Integrated Scientific Workflow Management for the Emulab Network Testbed

Eric Eide, Leigh Stoller, Tim Stack, Juliana Freire, and Jay Lepreau
{eeide,stoller,stack,juliana,lepreau}@cs.utah.edu

University of Utah, School of Computing
www.emulab.net
Flux Technical Note FTN–2006–01
February 2, 2006

A revised version of this paper was published in Proceedings of the 2006 USENIX Annual Technical Conference, Boston, MA, May-June 2006. Please read and cite the published USENIX 2006 paper in preference to this report.

Abstract

The main forces that shaped current network testbeds were the needs for realism and scale. Now that several testbeds support large and complex experiments, management of experimentation processes and results has become more difficult and a barrier to high-quality systems research. The popularity of network testbeds means that new tools for managing experiment workflows, addressing the ready-made base of testbed users, can have important and significant impacts.

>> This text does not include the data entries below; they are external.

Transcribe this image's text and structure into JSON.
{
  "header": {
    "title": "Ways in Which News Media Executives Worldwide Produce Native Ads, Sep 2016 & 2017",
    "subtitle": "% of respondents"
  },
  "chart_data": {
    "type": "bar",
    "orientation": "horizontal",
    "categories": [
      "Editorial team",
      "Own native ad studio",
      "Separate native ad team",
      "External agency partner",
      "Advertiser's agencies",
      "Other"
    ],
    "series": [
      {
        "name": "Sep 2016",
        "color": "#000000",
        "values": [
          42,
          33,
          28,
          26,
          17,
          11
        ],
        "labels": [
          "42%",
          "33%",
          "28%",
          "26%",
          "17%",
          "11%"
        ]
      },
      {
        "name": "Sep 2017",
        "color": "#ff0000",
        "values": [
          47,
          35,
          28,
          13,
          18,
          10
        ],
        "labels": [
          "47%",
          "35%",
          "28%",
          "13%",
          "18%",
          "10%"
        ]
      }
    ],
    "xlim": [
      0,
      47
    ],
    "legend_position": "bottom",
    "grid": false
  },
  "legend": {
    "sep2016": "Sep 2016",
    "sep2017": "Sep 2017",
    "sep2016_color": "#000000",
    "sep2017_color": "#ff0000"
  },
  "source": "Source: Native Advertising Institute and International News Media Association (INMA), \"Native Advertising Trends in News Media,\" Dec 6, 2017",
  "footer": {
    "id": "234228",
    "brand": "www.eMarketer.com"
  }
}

We are now evolving Emulab, our large and popular network testbed, to support experiments that are organized around scientific workflows. This paper summarizes the opportunities in this area, the new approaches we are taking, our implementation in progress, and the challenges in adapting scientific workflow concepts for testbed-based research. With our system, we expect to demonstrate that network testbeds with integrated scientific workflow management can be an important tool to aid research in networking and distributed systems.